# Water Cooling Question



## godshot7 (Jul 30, 2006)

I am using a kingwin awc1 to cool my cpu and my pci-e gpu and as athe case fan. it keeps my cpu at 40, my gpu at 45-50 and my case at about 30.....is there anything special i can put in it to keep the collant in it even cooler. right now i am using car coolant which is supposed to be better then the regular run of the mill computer coolant....is there anything extra i can put in it to make the coolant run cooler? please let me know...thanks....


----------



## blackduck30 (Sep 7, 2004)

you could possibly look at increasing the volume of coolant,maybe an additional storage tank. The more volume you have the more chance you have of keeping it cool.


----------



## forcifer (Nov 20, 2005)

you could also try adding a second radiator or just getting a bigger one


----------



## Cellus (Aug 31, 2006)

Improve case airflow to increase the effectiveness of the installed radiator and lower ambient case temperature. Case fans and cable ties are still your friend with water cooling.


----------



## -d- (Jun 18, 2006)

Yeah I was thinking the same thing, Cellus. If the case temperature is generally lower do to good fan and cable management, it will be easier to cool down..


----------



## Fr4665 (Nov 18, 2004)

ive been thinking ... if i could design a more rugged water pump then instead of coolant u could be utilizing some type of liquid metal this would increase the heat transfer even more.

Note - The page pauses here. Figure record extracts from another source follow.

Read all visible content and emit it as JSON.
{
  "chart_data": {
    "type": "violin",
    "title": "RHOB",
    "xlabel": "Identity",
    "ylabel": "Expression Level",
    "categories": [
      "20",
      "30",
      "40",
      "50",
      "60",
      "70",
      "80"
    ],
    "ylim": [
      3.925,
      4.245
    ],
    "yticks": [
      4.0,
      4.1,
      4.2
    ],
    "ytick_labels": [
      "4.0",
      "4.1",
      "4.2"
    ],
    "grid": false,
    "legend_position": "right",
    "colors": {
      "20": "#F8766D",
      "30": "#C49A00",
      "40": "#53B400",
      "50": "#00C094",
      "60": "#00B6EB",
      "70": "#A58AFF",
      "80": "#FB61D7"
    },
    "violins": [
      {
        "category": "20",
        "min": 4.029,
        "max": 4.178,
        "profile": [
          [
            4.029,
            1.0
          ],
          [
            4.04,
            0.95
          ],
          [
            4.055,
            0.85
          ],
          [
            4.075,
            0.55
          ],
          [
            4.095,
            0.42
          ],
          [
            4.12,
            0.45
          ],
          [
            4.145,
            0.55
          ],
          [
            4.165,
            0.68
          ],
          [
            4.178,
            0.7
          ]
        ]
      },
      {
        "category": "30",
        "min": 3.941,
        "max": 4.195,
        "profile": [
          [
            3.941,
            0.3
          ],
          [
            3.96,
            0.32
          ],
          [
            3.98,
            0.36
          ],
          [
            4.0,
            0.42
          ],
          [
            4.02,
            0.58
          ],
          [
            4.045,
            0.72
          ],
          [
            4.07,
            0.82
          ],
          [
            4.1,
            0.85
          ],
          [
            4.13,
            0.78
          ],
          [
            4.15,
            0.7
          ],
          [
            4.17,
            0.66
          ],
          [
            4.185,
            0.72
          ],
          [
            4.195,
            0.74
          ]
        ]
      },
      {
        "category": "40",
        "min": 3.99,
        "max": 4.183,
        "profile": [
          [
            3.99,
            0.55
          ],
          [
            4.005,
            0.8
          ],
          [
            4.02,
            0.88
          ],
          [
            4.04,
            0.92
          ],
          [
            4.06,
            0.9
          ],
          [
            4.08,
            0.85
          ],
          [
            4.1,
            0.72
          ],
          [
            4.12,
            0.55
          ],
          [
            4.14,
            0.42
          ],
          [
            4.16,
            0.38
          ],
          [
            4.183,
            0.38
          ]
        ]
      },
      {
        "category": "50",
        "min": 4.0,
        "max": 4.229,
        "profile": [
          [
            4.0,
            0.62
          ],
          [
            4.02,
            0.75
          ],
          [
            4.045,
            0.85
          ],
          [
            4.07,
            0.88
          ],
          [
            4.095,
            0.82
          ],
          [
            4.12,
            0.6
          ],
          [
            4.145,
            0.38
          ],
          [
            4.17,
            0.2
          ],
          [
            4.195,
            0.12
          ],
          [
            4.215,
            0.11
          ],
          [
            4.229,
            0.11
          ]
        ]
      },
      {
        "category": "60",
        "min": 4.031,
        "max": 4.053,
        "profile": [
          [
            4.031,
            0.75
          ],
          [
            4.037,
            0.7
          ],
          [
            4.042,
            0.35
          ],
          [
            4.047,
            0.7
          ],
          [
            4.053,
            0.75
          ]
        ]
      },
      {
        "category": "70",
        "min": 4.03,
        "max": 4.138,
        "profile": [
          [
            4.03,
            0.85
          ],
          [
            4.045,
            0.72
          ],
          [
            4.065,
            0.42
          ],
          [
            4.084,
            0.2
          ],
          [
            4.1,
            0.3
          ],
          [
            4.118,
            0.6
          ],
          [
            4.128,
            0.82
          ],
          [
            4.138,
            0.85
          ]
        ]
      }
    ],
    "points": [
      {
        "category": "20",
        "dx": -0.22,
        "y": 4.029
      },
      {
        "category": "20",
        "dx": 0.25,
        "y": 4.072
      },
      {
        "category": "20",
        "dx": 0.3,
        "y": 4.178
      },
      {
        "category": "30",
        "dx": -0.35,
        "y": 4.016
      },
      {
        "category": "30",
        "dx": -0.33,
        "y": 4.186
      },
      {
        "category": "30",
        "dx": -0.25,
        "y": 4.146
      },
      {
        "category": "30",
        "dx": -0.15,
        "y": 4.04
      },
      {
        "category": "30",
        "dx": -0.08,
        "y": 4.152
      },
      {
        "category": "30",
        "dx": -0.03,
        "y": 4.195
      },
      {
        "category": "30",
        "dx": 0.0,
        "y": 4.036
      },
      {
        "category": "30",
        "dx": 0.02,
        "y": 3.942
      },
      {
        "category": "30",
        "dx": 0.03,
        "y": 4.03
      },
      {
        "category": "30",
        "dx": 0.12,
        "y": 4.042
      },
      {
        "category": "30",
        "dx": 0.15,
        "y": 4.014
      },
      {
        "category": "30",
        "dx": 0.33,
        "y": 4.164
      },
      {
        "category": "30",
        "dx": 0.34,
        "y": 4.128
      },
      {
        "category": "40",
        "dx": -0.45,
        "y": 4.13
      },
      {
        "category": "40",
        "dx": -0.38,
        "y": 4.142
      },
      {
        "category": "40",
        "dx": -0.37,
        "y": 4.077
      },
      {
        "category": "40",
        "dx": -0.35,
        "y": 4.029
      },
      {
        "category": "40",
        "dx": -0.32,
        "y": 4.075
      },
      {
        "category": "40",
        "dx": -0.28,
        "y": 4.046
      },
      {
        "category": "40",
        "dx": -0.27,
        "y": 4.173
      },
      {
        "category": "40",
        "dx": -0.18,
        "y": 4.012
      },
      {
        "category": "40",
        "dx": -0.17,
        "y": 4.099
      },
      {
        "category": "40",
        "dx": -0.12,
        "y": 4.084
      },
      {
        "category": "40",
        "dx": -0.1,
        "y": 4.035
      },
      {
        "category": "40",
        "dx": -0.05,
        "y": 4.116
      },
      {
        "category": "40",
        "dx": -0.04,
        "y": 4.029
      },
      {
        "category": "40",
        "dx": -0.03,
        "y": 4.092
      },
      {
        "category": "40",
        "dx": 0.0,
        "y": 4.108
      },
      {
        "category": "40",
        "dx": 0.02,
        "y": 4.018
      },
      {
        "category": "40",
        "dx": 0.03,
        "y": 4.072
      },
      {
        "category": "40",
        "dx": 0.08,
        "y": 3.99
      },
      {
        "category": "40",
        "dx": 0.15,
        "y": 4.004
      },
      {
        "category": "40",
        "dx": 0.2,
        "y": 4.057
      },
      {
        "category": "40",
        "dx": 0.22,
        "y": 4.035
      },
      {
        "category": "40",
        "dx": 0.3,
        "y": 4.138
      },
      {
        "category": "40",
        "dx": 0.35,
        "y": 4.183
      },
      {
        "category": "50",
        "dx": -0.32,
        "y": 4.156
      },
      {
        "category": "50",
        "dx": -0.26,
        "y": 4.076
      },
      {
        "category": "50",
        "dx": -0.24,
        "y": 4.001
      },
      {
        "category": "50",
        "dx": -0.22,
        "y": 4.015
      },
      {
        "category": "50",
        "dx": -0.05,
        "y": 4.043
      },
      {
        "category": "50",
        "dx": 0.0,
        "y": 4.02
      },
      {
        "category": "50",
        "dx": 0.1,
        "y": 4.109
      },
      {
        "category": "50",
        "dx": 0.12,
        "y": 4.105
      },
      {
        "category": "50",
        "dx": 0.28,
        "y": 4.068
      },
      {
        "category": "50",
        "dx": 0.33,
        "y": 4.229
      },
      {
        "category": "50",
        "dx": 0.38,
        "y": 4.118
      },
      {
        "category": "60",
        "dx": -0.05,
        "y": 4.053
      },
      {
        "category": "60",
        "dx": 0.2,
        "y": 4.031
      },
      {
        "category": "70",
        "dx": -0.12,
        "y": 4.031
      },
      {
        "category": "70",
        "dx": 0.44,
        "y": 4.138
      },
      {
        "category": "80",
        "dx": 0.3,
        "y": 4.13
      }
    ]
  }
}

i wonder whats possible ima do some research.


----------



## godshot7 (Jul 30, 2006)

would it be safe to use freon or refridgerant in my computers water cooling system?? would it even be posible? please elt me know..thanks...


----------



## -d- (Jun 18, 2006)

The only concern with using those materials as coolants would be the corrosion of the different parts in the cooling system. Do some research to double check, and if it seems ok, try it out!


----------